Brand : REFSAN
Price : 1,27€


(60-65 % Zr)

Zirconium silicate (or zircon) is extremely stable (refractory, hard, dense). Large quantities of zircon are used by the tile, sanitaryware and tableware industries.

Individual zircon particles are angular, very hard and refractory and amazingly, they do not readily dissolve into glaze melts even when ball milled to exceedingly small particle sizes. Zircon is the generic name for zirconium silicate, the trade names are different (for example, Zircopax, Zircosil). The refractive index of zircon is high (particularly with micronized zircon, size less than 5 microns). Notwithstanding this, some sources list Zircon as a source of SiO2 in glazes (meaning that it does decompose). This view is plausible since smaller amounts of zircon do not opacify glazes, in fact, they are purposely added to raise refractive index to encourage transparency and high gloss. That means it dissolves when percentages are low and precipitates to opacify when they are higher. Interestingly, it dissolves so well at low percentages that are is sometimes added to clear glazes to make them more transparent (because it has a high refractive index).

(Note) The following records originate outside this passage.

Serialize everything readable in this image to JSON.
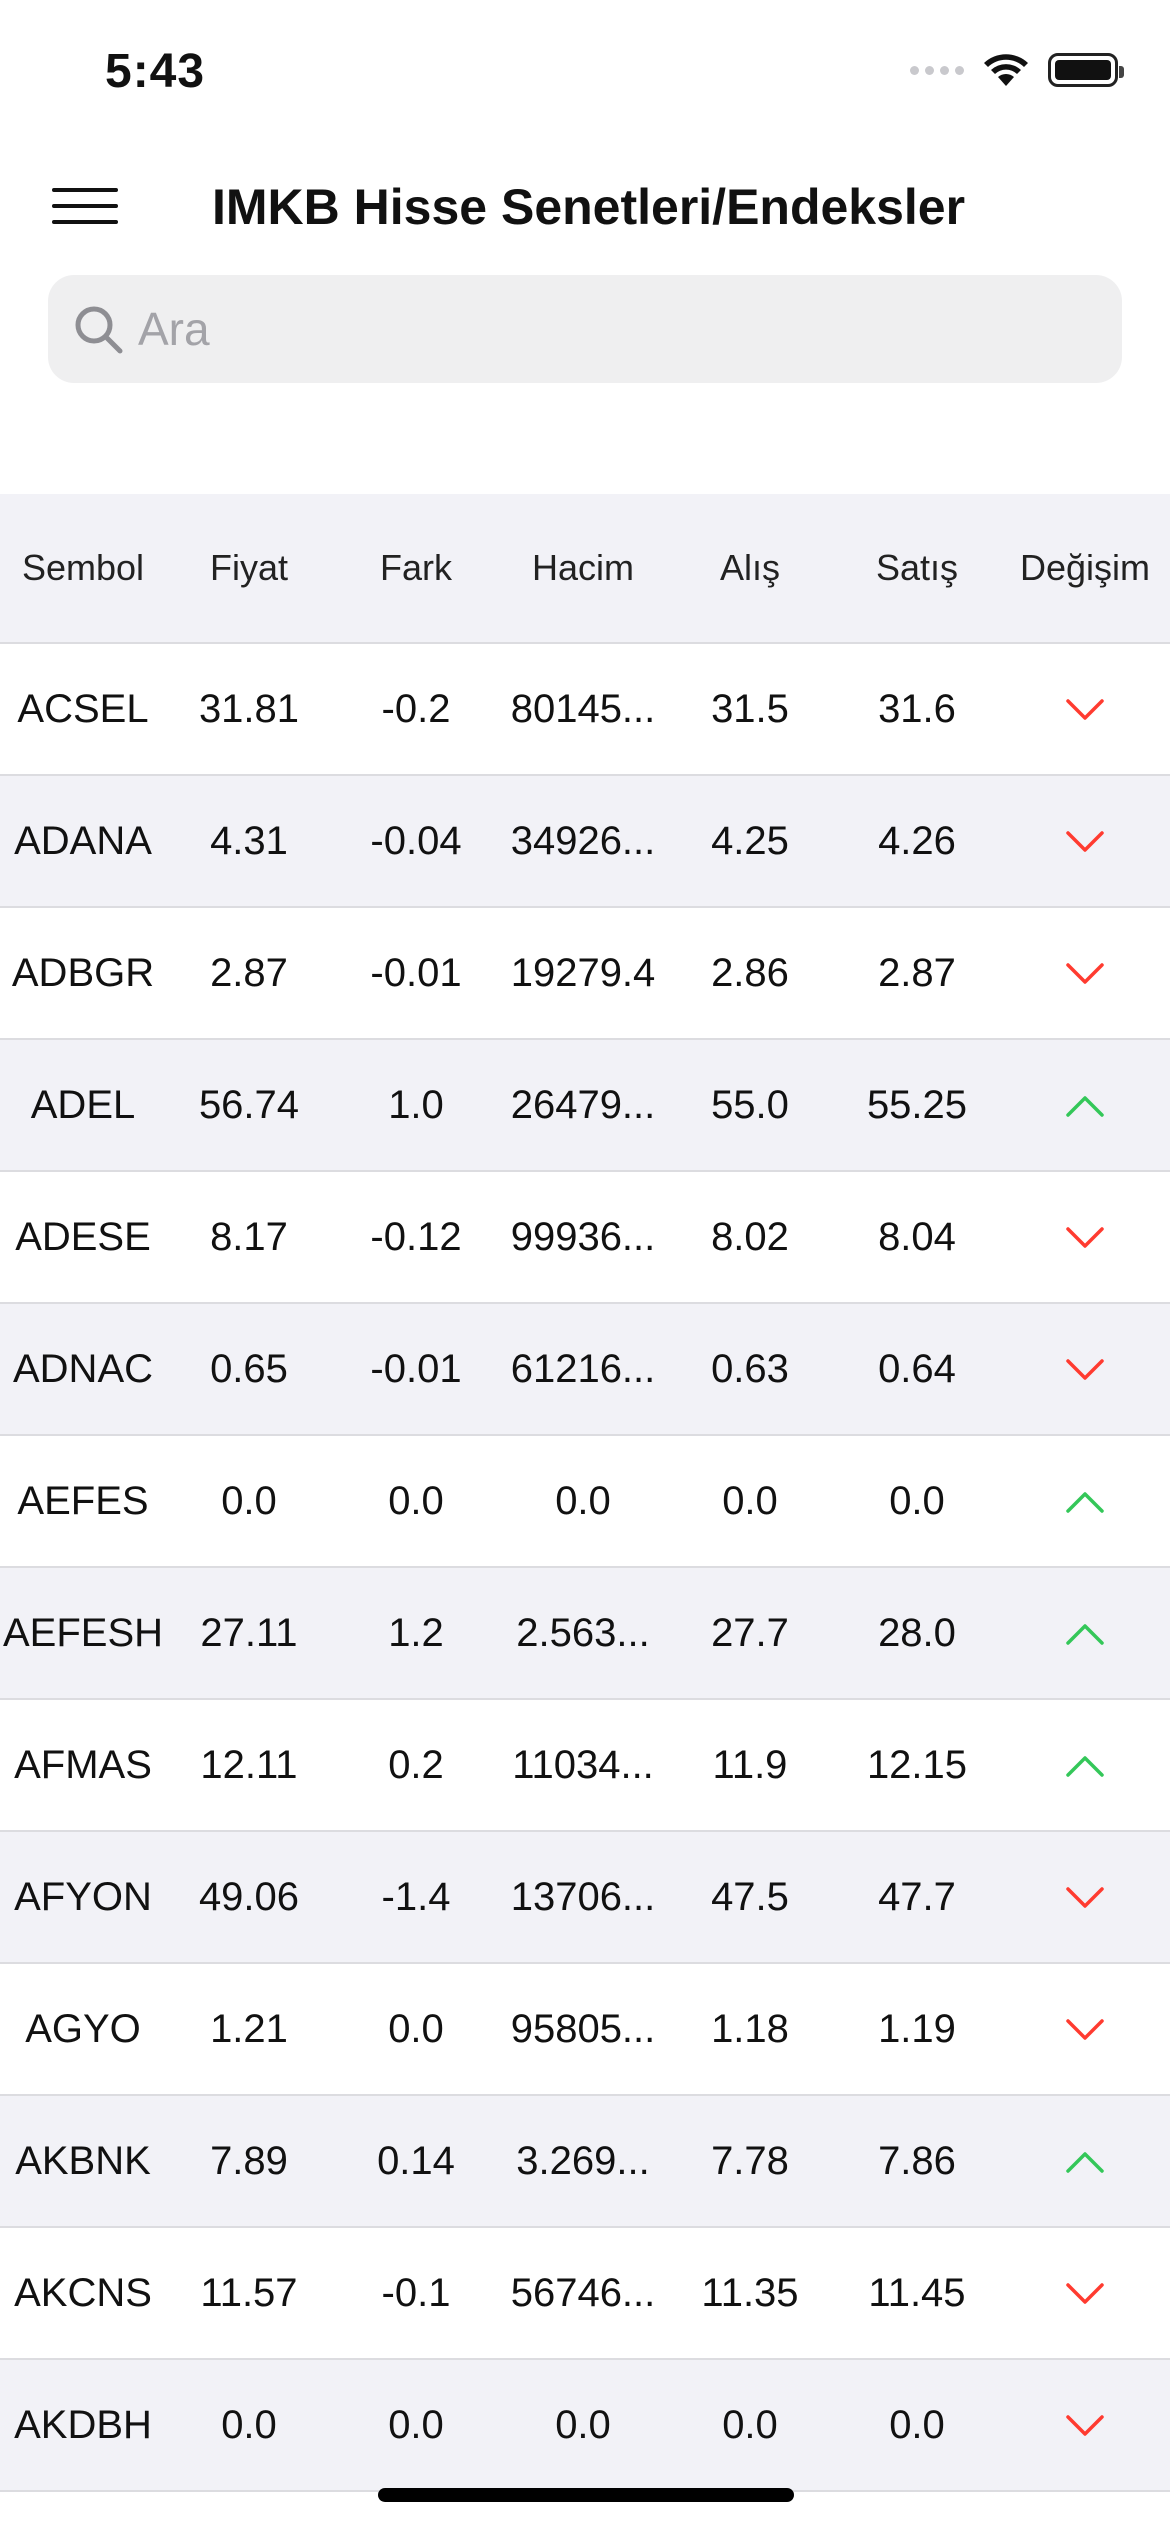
{
  "status": {
    "time": "5:43"
  },
  "nav": {
    "title": "IMKB Hisse Senetleri/Endeksler"
  },
  "search": {
    "placeholder": "Ara",
    "value": ""
  },
  "colors": {
    "down": "#ff3b30",
    "up": "#34c759"
  },
  "table": {
    "headers": [
      "Sembol",
      "Fiyat",
      "Fark",
      "Hacim",
      "Alış",
      "Satış",
      "Değişim"
    ],
    "rows": [
      {
        "sembol": "ACSEL",
        "fiyat": "31.81",
        "fark": "-0.2",
        "hacim": "80145...",
        "alis": "31.5",
        "satis": "31.6",
        "trend": "down"
      },
      {
        "sembol": "ADANA",
        "fiyat": "4.31",
        "fark": "-0.04",
        "hacim": "34926...",
        "alis": "4.25",
        "satis": "4.26",
        "trend": "down"
      },
      {
        "sembol": "ADBGR",
        "fiyat": "2.87",
        "fark": "-0.01",
        "hacim": "19279.4",
        "alis": "2.86",
        "satis": "2.87",
        "trend": "down"
      },
      {
        "sembol": "ADEL",
        "fiyat": "56.74",
        "fark": "1.0",
        "hacim": "26479...",
        "alis": "55.0",
        "satis": "55.25",
        "trend": "up"
      },
      {
        "sembol": "ADESE",
        "fiyat": "8.17",
        "fark": "-0.12",
        "hacim": "99936...",
        "alis": "8.02",
        "satis": "8.04",
        "trend": "down"
      },
      {
        "sembol": "ADNAC",
        "fiyat": "0.65",
        "fark": "-0.01",
        "hacim": "61216...",
        "alis": "0.63",
        "satis": "0.64",
        "trend": "down"
      },
      {
        "sembol": "AEFES",
        "fiyat": "0.0",
        "fark": "0.0",
        "hacim": "0.0",
        "alis": "0.0",
        "satis": "0.0",
        "trend": "up"
      },
      {
        "sembol": "AEFESH",
        "fiyat": "27.11",
        "fark": "1.2",
        "hacim": "2.563...",
        "alis": "27.7",
        "satis": "28.0",
        "trend": "up"
      },
      {
        "sembol": "AFMAS",
        "fiyat": "12.11",
        "fark": "0.2",
        "hacim": "11034...",
        "alis": "11.9",
        "satis": "12.15",
        "trend": "up"
      },
      {
        "sembol": "AFYON",
        "fiyat": "49.06",
        "fark": "-1.4",
        "hacim": "13706...",
        "alis": "47.5",
        "satis": "47.7",
        "trend": "down"
      },
      {
        "sembol": "AGYO",
        "fiyat": "1.21",
        "fark": "0.0",
        "hacim": "95805...",
        "alis": "1.18",
        "satis": "1.19",
        "trend": "down"
      },
      {
        "sembol": "AKBNK",
        "fiyat": "7.89",
        "fark": "0.14",
        "hacim": "3.269...",
        "alis": "7.78",
        "satis": "7.86",
        "trend": "up"
      },
      {
        "sembol": "AKCNS",
        "fiyat": "11.57",
        "fark": "-0.1",
        "hacim": "56746...",
        "alis": "11.35",
        "satis": "11.45",
        "trend": "down"
      },
      {
        "sembol": "AKDBH",
        "fiyat": "0.0",
        "fark": "0.0",
        "hacim": "0.0",
        "alis": "0.0",
        "satis": "0.0",
        "trend": "down"
      }
    ]
  }
}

Zircon is normally used in glazes for opacification (converting a transparent glaze to an opaque). The silicate form of zirconium does not matte glazes (like pure zirconium oxide does). The exact amount needed varies between different glaze types. 10-12% is normal, but up to 20% may be required to opacify some transparent glazes. When the saturation point is achieved crystallization begins to occur. It is most effective at low temperatures. Tin oxide can be a more effective opacifier than zircon (it has various advantages and disadvantages).

High amounts of zircon opacifier can cause cutlery marking (because of abrading angular micro-particles projecting from the glaze surface).

As a glaze opacifier, the white color produced by zirconium silicate is often characterized as 'toilet bowl white'. Tin oxide, by contrast, can produce more of a blue-white, but tin is subject to alteration of the color (toward pink) if there is any chrome in the kiln atmosphere (zircon is unaffected by this). If the shade of white is too harsh, it can be toned by shifting part of the opacification burden to tin or by adding a tiny amount of stain (e.g. blue, brown, grey).